While Napoleon courted the friendship of the Tsar, he was dismissive towards Frederick William having occupied his capital Berlin and much of his territory. Having been isolated and largely ignored during the discussions at Tilsit, Frederick William sent for his wife Queen Louise from Memel. She is shown in this painting along with the Tsar and her husband being greeted by Napoleon. In a private meeting she urged him not to abolish or dismember her husband's kingdom. Her courageous patriotism made her a popular icon of German nationalism. Ultimately although Prussia was forced to cede swathes of territory, it continued to exist, largely through the intervention of Alexander. Amongst others depicted are Marshals Louis-Alexandre Berthier, Jean-Baptiste Bessières, Louis-Nicolas Davout and Joachim Murat, general Géraud Duroc, the diplomat Armand-Augustin-Louis de Caulaincourt, the Foreign Minister Talleyrand, Grand Duke Konstantin, Sophie Marie von Voß and Count von Kalckreuth.

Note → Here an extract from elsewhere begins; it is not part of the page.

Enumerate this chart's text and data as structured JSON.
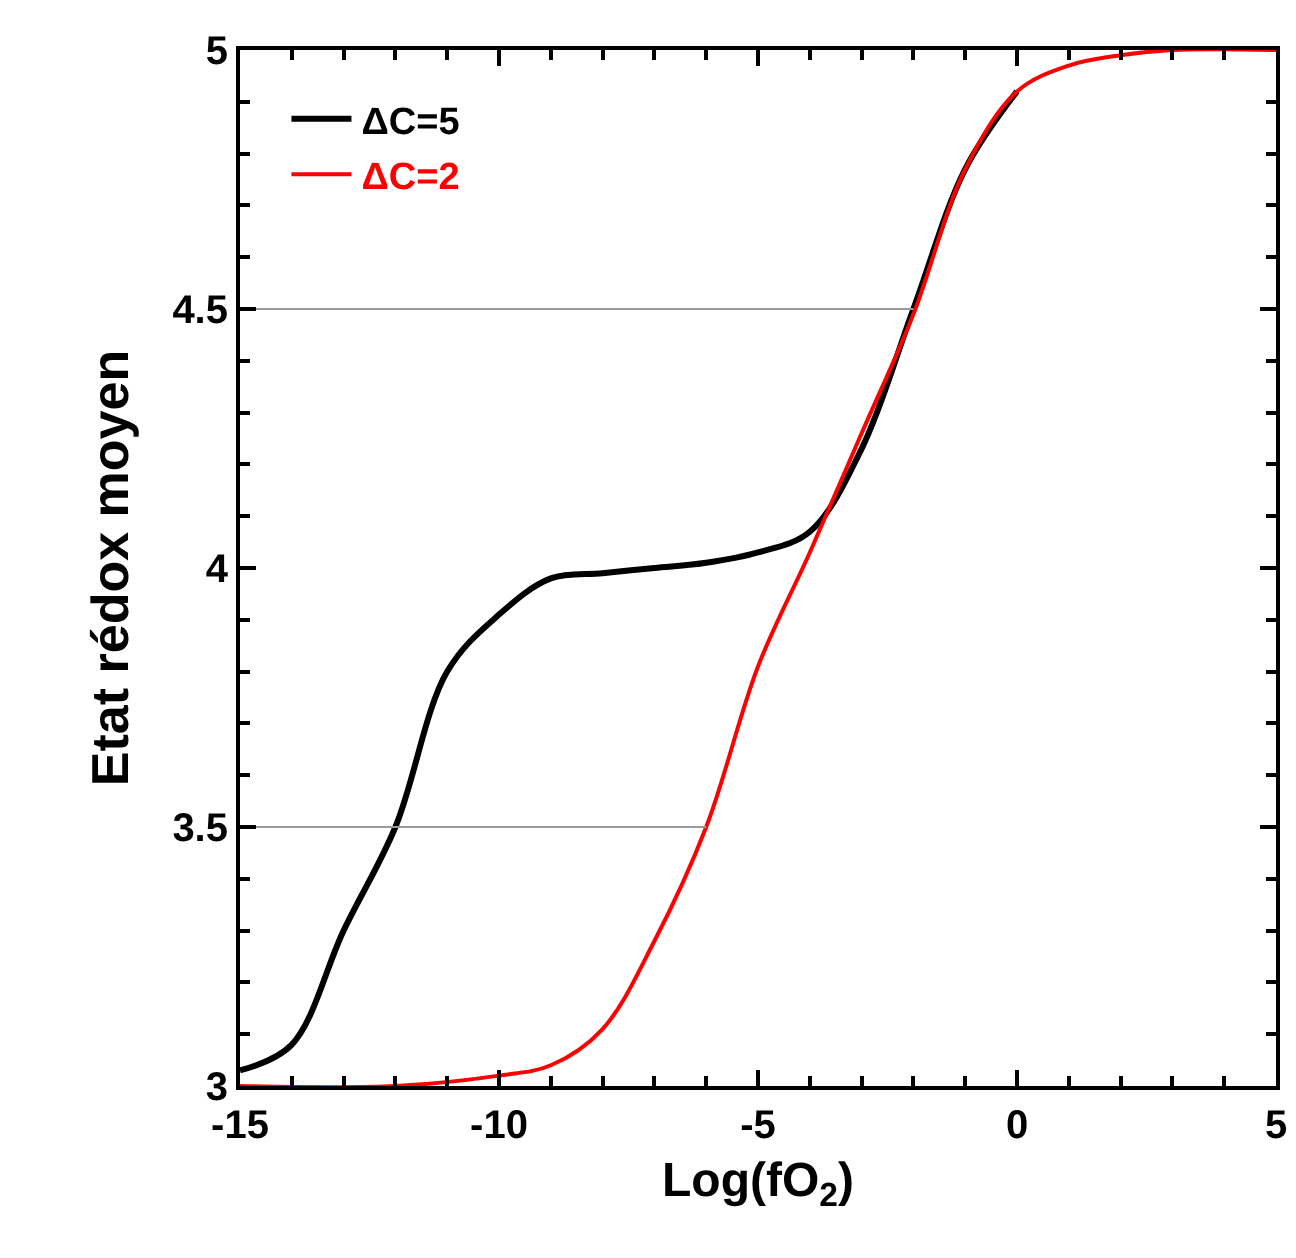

The painting was exhibited at the Salon of 1839 held at the Louvre in Paris. The work was produced during the July Monarchy which had a more favourable attitude towards Napoleon than during the previous Restoration Era. It was commissioned for six thousand francs to hang in Les Galeries Historiques at Versailles Palace.
 The artist Jean-Charles Tardieu earlier painted a version of the same incident which he exhibited at the Salon of 1808 and which is now also in the collection of Versailles.

==Bibliography==
- Hagen, William M. German History in Modern Times: Four Lives of the Nation. Cambridge University Press, 2012.
- Palmer, Alan. Alexander I: Tsar of War and Peace. Weidenfeld & Nicolson, 1974.
- Sieburg, Friedrich. La France de la royauté à nation, 1789-1848. Arthaud, 1963.